Hi. Is it possible to share the config files used for evaluating the weights available in through the Google Drive links?

I was trying to reproduce the 44.05% mAP of the Faster R-CNN (ResNet-50) -- Ours (thr=5e-2) experiment. However, I only get Average Precision (AP) @[ IoU=0.50:0.95 | area= all | maxDets=100 ] = 0.324.

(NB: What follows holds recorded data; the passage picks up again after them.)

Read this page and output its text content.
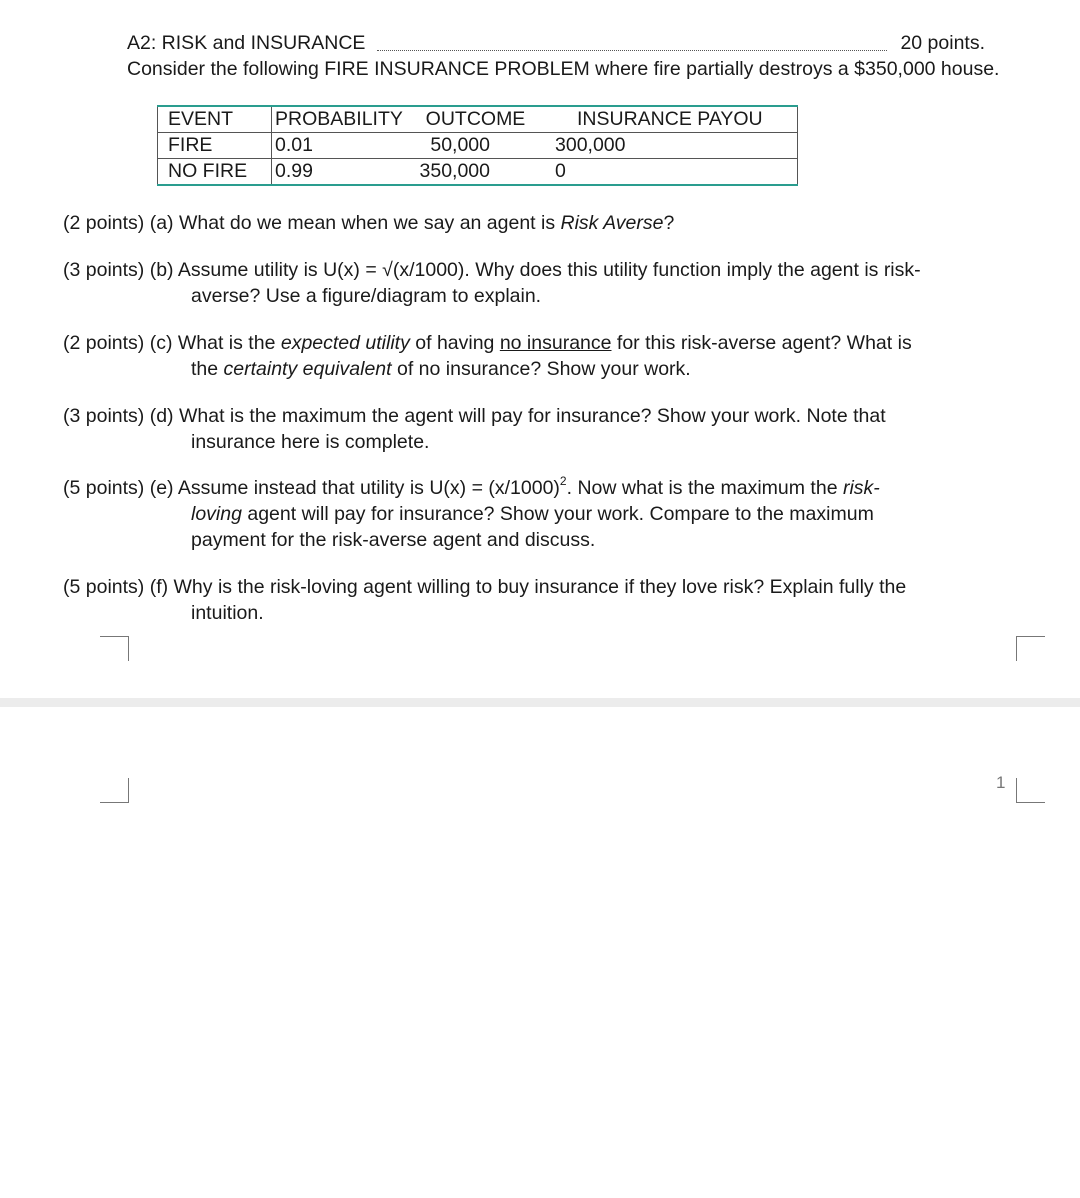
A2: RISK and INSURANCE	20 points.
Consider the following FIRE INSURANCE PROBLEM where fire partially destroys a $350,000 house.
EVENT	PROBABILITY	OUTCOME	INSURANCE PAYOU
FIRE	0.01	50,000	300,000
NO FIRE	0.99	350,000	0
(2 points) (a) What do we mean when we say an agent is Risk Averse?
(3 points) (b) Assume utility is U(x) = √(x/1000). Why does this utility function imply the agent is risk-
averse? Use a figure/diagram to explain.
(2 points) (c) What is the expected utility of having no insurance for this risk-averse agent? What is
the certainty equivalent of no insurance? Show your work.
(3 points) (d) What is the maximum the agent will pay for insurance? Show your work. Note that
insurance here is complete.
(5 points) (e) Assume instead that utility is $U(x) = (x/1000)^2$. Now what is the maximum the risk-
loving agent will pay for insurance? Show your work. Compare to the maximum
payment for the risk-averse agent and discuss.
(5 points) (f) Why is the risk-loving agent willing to buy insurance if they love risk? Explain fully the
intuition.
1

The command that I ran was the following:

bash tools/dist_test.sh
/home/ubuntu/project/Detection/SoftTeacher/configs/soft_teacher/soft_teacher_faster_rcnn_r50_caffe_fpn_coco_full_720k_eval.py
/home/ubuntu/project/Detection/SoftTeacher/work_dirs/soft_teacher_faster_rcnn_r50_caffe_fpn_coco_full_720k/coco_iter_720000.pth
1 --eval bbox --cfg-options model.test_cfg.rcnn.score_thr=0.90

The config file is the following:

_base_="base.py"

data = dict(
    samples_per_gpu=8,
    workers_per_gpu=5,
    train=dict(
        sup=dict(
            ann_file="/home/ubuntu/project/data/COCO/annotations/instances_train2017.json",
            img_prefix="/home/ubuntu/project/data/COCO/train2017/",
        ),
    ),
    val=dict(
        ann_file="/home/ubuntu/project/data/COCO/annotations/instances_val2017.json",
        img_prefix="/home/ubuntu/project/data/COCO/val2017/",
    ),
    test=dict(
        ann_file="/home/ubuntu/project/data/COCO/annotations/instances_val2017.json",
        img_prefix="/home/ubuntu/project/data/COCO/val2017/",
    ),

    sampler=dict(
        train=dict(
            sample_ratio=[1, 1],
        )
    )
)

semi_wrapper = dict(
    train_cfg=dict(
        unsup_weight=2.0,
    )
)

optimizer = dict(lr=0.01, weight_decay=1e-4, momentum=0.9)
lr_config = dict(step=[300000, 425000])
runner = dict(_delete_=True, type="IterBasedRunner", max_iters=450000)

Could someone help me out? Thank you. If there is an existing issue about this that I missed, I apologize in advance.